Clark v. Philadelphia College of Osteopathic Medicine

SCHILLER, Judge,

dissenting.

I agree with the Majority that the plain language of the joint tortfeasor’s release limited plaintiffs recovery to $200,000.00 per non-settling defendant. However, I respectfully disagree with the conclusion that “none of the (Buttermore) exceptions is apparent here,” op. p. 207, and on that basis I would remand this case to the Court of Common Pleas for further proceedings.
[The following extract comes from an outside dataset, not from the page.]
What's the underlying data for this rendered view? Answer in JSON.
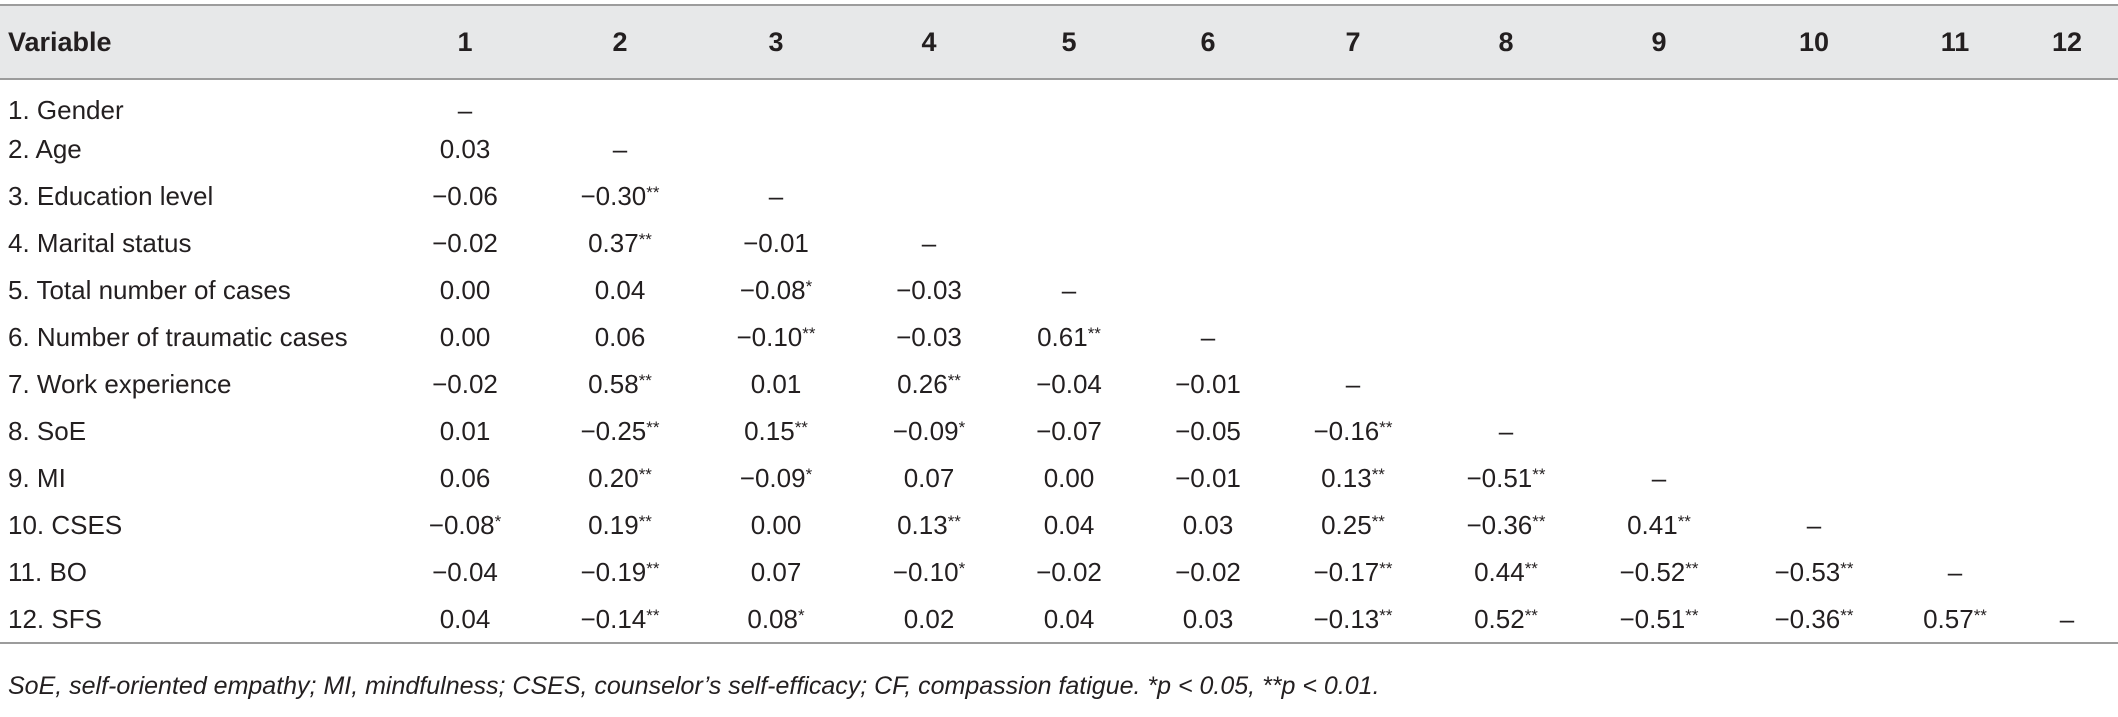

In Buttermore v. Aliquippa Hospital, 522 Pa. 325, 561 A.2d 733 (1989), the Supreme Court summarized the law on releases and cogently described the sometimes harsh reality of entering into one, to wit:

*208However improvident their agreement may be or subsequently prove for either party, their agreement, absent fraud, accident or mutual mistake, is the law of their case.

Id. at 328-29, 561 A.2d at 735. Here, where you have non-settling defendants seeking the advantage of an agreement which specifically sought to preserve rights against them, and where that agreement conveys tremendous benefits to those defendants, for which they neither negotiated nor rendered consideration, one could conclude that there was an “accident.” Moreover, this record, as well as the trial court’s opinion, raises at least the spectre of a “mutual mistake” between the signatories to the joint tortfeasors’ release; for it is clear from appellee’s argument that the language as it was written was not reflective of appellee’s understanding. The unanswered question then is what was the CAT Fund’s understanding when it included this language in the agreement. I would remand this case to the Court of Common Pleas for a factual finding on these issues.